I'm having trouble making sense of a definition from Seven Sketches in Compositionality.
Exercise 1.66. Let (P, ≤) be a preorder, and recall the notion of opposite preorder from Example 1.58.
- Show that the set $\uparrow p := \{p' \in P | p ≤ p'\}$ is an upper set, for any p ∈ P.
- Show that this construction defines a monotone map $\uparrow: P_{op} \rightarrow U(P)$
...
In (1), they're defining a map $\uparrow: P \rightarrow \mathcal{P}(P)$. Or perhaps it's more accurate to say they're defining a family of maps (or a way to construct maps).

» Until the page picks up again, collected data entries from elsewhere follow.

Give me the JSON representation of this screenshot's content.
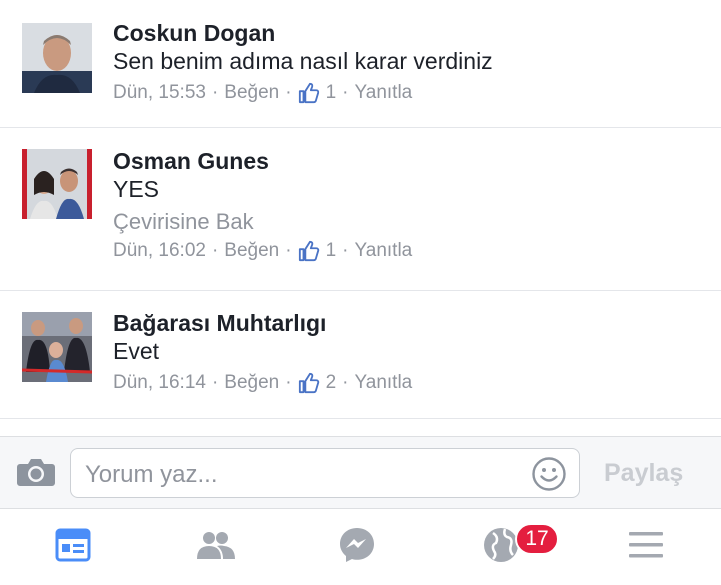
{
  "comments": [
    {
      "name": "Coskun Dogan",
      "text": "Sen benim adıma nasıl karar verdiniz",
      "time": "Dün, 15:53",
      "like_label": "Beğen",
      "like_count": "1",
      "reply_label": "Yanıtla",
      "separator": "·"
    },
    {
      "name": "Osman Gunes",
      "text": "YES",
      "translate_label": "Çevirisine Bak",
      "time": "Dün, 16:02",
      "like_label": "Beğen",
      "like_count": "1",
      "reply_label": "Yanıtla",
      "separator": "·"
    },
    {
      "name": "Bağarası Muhtarlıgı",
      "text": "Evet",
      "time": "Dün, 16:14",
      "like_label": "Beğen",
      "like_count": "2",
      "reply_label": "Yanıtla",
      "separator": "·"
    }
  ],
  "composer": {
    "placeholder": "Yorum yaz...",
    "share_label": "Paylaş",
    "camera_icon": "camera-icon",
    "emoji_icon": "smiley-icon"
  },
  "tabbar": {
    "items": [
      {
        "icon": "news-feed-icon",
        "active": true
      },
      {
        "icon": "friends-icon",
        "active": false
      },
      {
        "icon": "messenger-icon",
        "active": false
      },
      {
        "icon": "notifications-globe-icon",
        "active": false,
        "badge": "17"
      },
      {
        "icon": "menu-icon",
        "active": false
      }
    ]
  },
  "colors": {
    "active_tab": "#4a8df8",
    "inactive_tab": "#a4a9b1",
    "badge": "#e41e3f",
    "meta_text": "#90949c"
  }
}
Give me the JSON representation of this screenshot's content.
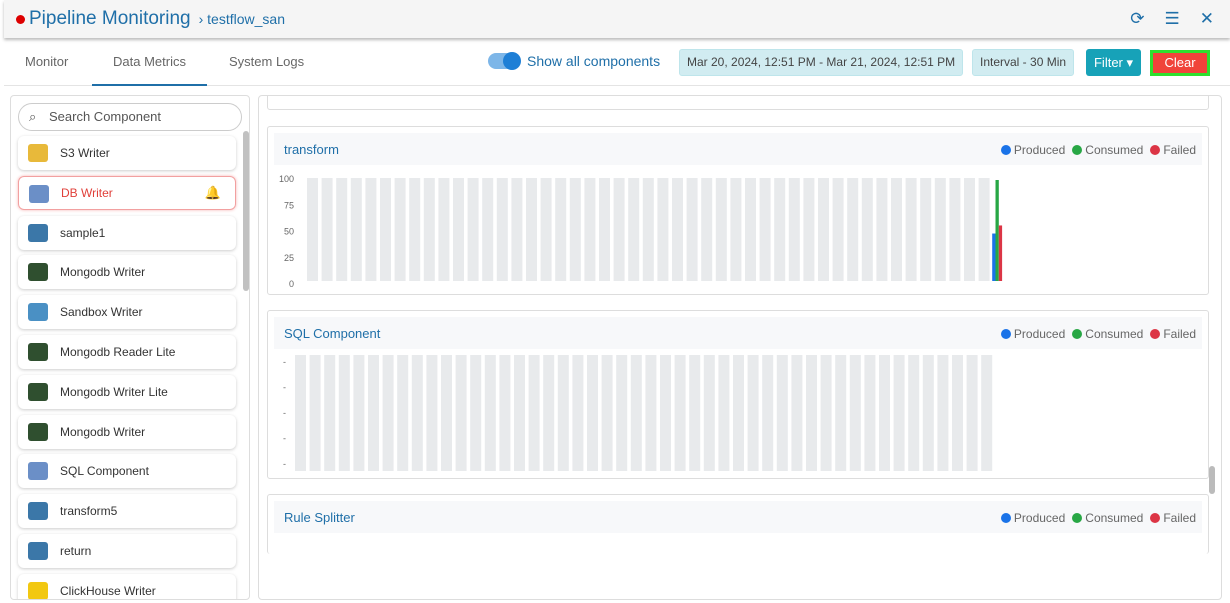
{
  "header": {
    "title": "Pipeline Monitoring",
    "breadcrumb": "testflow_san"
  },
  "tabs": [
    "Monitor",
    "Data Metrics",
    "System Logs"
  ],
  "toolbar": {
    "show_all": "Show all components",
    "date_range": "Mar 20, 2024, 12:51 PM - Mar 21, 2024, 12:51 PM",
    "interval": "Interval - 30 Min",
    "filter": "Filter",
    "clear": "Clear"
  },
  "sidebar": {
    "search_placeholder": "Search Component",
    "items": [
      {
        "label": "S3 Writer",
        "icon": "s3",
        "color": "#e8b93a"
      },
      {
        "label": "DB Writer",
        "icon": "db",
        "color": "#6b8fc7"
      },
      {
        "label": "sample1",
        "icon": "python",
        "color": "#3b77a8"
      },
      {
        "label": "Mongodb Writer",
        "icon": "mongodb",
        "color": "#2f4f2f"
      },
      {
        "label": "Sandbox Writer",
        "icon": "sandbox",
        "color": "#4a90c4"
      },
      {
        "label": "Mongodb Reader Lite",
        "icon": "mongodb",
        "color": "#2f4f2f"
      },
      {
        "label": "Mongodb Writer Lite",
        "icon": "mongodb",
        "color": "#2f4f2f"
      },
      {
        "label": "Mongodb Writer",
        "icon": "mongodb",
        "color": "#2f4f2f"
      },
      {
        "label": "SQL Component",
        "icon": "sql",
        "color": "#6b8fc7"
      },
      {
        "label": "transform5",
        "icon": "python",
        "color": "#3b77a8"
      },
      {
        "label": "return",
        "icon": "python",
        "color": "#3b77a8"
      },
      {
        "label": "ClickHouse Writer",
        "icon": "clickhouse",
        "color": "#f2c811"
      }
    ]
  },
  "legend": {
    "produced": "Produced",
    "consumed": "Consumed",
    "failed": "Failed"
  },
  "colors": {
    "produced": "#1a73e8",
    "consumed": "#28a745",
    "failed": "#dc3545"
  },
  "chart_data": [
    {
      "type": "bar",
      "title": "transform",
      "ylim": [
        0,
        100
      ],
      "yticks": [
        "100",
        "75",
        "50",
        "25",
        "0"
      ],
      "slots": 47,
      "series": [
        {
          "name": "Produced",
          "values_last": 47
        },
        {
          "name": "Consumed",
          "values_last": 100
        },
        {
          "name": "Failed",
          "values_last": 55
        }
      ]
    },
    {
      "type": "bar",
      "title": "SQL Component",
      "yticks": [
        "-",
        "-",
        "-",
        "-",
        "-"
      ],
      "slots": 48,
      "series": []
    },
    {
      "type": "bar",
      "title": "Rule Splitter",
      "series": []
    }
  ]
}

Now, if we are asked to use this construction to "define a map" on a new domain (as (2) seems to be doing), there seems to be only one obvious way to do so: $\uparrow: Q \rightarrow \mathcal{P}(Q) := \{q' \in Q | q ≤_{Q} q'\}$. Applying this to the domain $P_{op}$, we get:
$$\uparrow : P_{op} \rightarrow \mathcal{P}(P_{op})$$ $$p \mapsto \{p' \in P_{op} | p \leq_{op} p'\}$$
But then the monotonicity condition is false. For example, $3 \leq_{op} 2$ but $\{3, 2, 1\} \nsubseteq \{2, 1\}$.
What they apparently want is for us to use $\leq$ when constructing the upper set, but $\leq_{op}$ when checking monotonicity. Somehow this possibility never even crossed my mind. Even knowing now that this is the correct interpretation, I literally cannot read it that way.
Should it have been obvious? How would I know to interpret the question this way, other than the fact that it's false otherwise (which I wouldn't be able to detect before interpreting the question)? Is there another way to phrase their question to make it more precise and unambiguous?
I'm having tremendous difficulty getting through the text because of descriptions like this (see also here, and also my confusion here from another book).
(Edited to be more painfully clear what I'm asking.)
In (1) we are indeed taking about an arrow $\uparrow: P \to \mathcal{P}(P)$. Assuming that $U(P)$ denotes the set of upper sets on $P$, we have that $U(P) \subseteq \mathcal{P}(P)$, and the image of $\uparrow$ is included in $U(P)$. So we may view it as a map $\uparrow: P \to U(P)$.
Now, $P$ is a pre-order by assumption. The powerset $\mathcal{P}(P)$ carries a natural order, namely the inclusion (making it into a partial order). Then $U(P)$ inherits this order. There is a link between the order on $P$ and the one on $U(P)$. For any $p, q \in P$ we have $$ p \leq q \implies \uparrow q \subseteq \uparrow p. $$ This is precisely the wrong way around for $\uparrow$ to be monotone. So we just flip the order on $P$ to make $\uparrow$ monotone: $$ q \leq_{op} p \implies \uparrow q \subseteq \uparrow p. $$ Note that we did not change the definition of the map $\uparrow$, so we still calculate $\uparrow p$ with respect to the original order.
If you know any category theory, then you know that we can view $P$ and $U(P)$ as categories. This is then saying precisely that $\uparrow: P \to U(P)$ is a contravariant functor.